Smith & Sidky’s Becoming Agile in an Imperfect World opens with a description of the Quecreek mine rescue as a metaphor for Agile software development. They identify elements of the rescue team’s efforts that are shared with Agile development. Those elements include the presence of time constraints to the work (see Newspaper Production as a Metaphor for Software Development for analysis of the example used), the need to establish and follow priorities, expecting and embracing change, and collaborative teamwork. I think the same could be said of a host of different human activities but whether that establishes them as reasonable metaphors for Agile software development is less certain.

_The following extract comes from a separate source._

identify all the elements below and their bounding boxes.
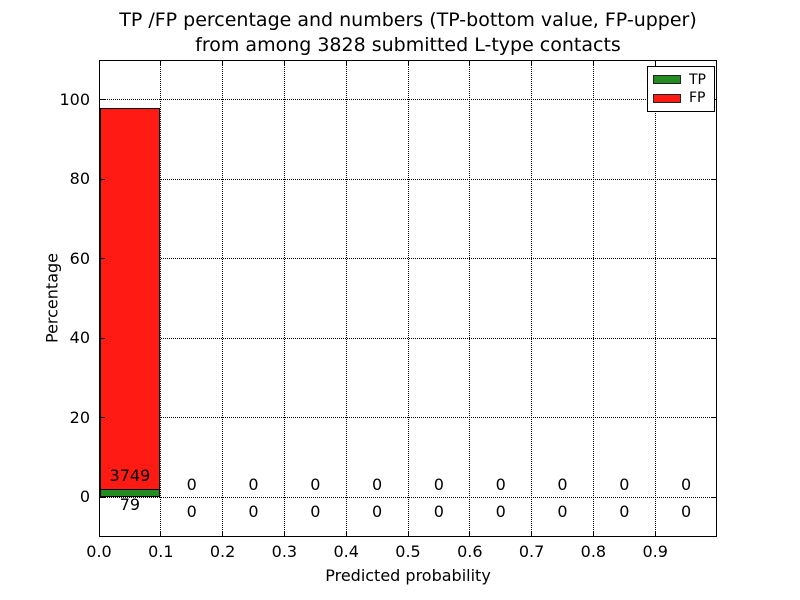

Unexplored with this metaphor are the ways in which disaster response differs from Agile software development. Unlike disaster response, which is often an all-out, round-the-clock activity, software development is intended per the 8th Agile Principle to “Maintain a sustainable working pace.” In the case of the mine rescue, deadlines were not known in advance and were themselves subject to review and change throughout the process. Agile software development typically works with pre-specified work deadlines as a means of creating focus on delivery and tends to resist changes to those deadlines (e.g., rarely, if ever, changing sprint duration during a sprint in Scrum). Finally, while the focus of Agile software development is to create a reusable product, disaster responses typically make no effort to create reusable processes or products, focusing instead on resolving the immediate threat to people or valued assets with the expectation that reusable learning will follow in retrospective reviews. And, of course, those retrospective reviews are very different from Agile retrospectives in scope and scale (e.g., weeks of Congressional hearings following the Challenger disaster).

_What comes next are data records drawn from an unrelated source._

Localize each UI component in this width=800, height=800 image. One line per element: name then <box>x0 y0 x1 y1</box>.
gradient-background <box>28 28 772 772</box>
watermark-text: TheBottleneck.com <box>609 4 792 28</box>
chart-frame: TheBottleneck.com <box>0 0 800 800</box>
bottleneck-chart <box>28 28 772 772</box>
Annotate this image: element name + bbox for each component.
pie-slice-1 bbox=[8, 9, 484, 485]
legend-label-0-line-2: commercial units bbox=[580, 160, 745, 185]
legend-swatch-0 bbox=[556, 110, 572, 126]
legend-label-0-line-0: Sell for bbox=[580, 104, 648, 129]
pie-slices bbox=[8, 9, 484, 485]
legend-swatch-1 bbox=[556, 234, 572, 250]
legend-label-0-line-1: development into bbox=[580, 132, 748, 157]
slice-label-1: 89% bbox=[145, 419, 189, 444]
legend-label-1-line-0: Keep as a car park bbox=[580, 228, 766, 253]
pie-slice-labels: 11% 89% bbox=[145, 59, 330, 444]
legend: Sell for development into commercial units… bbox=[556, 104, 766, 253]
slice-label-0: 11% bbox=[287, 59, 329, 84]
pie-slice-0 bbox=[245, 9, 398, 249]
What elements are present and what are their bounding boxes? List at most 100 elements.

Of the software systems activities I have been part of, I think the one most closely parallel to the mine rescue would not be software development but rather efforts to deal with production software issues and outages, especially in the context of mission critical systems. In addition to the common elements identified above, those situations also are characterized by the elements where the mine rescue differs from software development, being all-out, round-the-clock efforts, evolving deadlines, and focus on getting the system service functioning by any means necessary with the expectation that long-term solutions and reusable elements can be created later.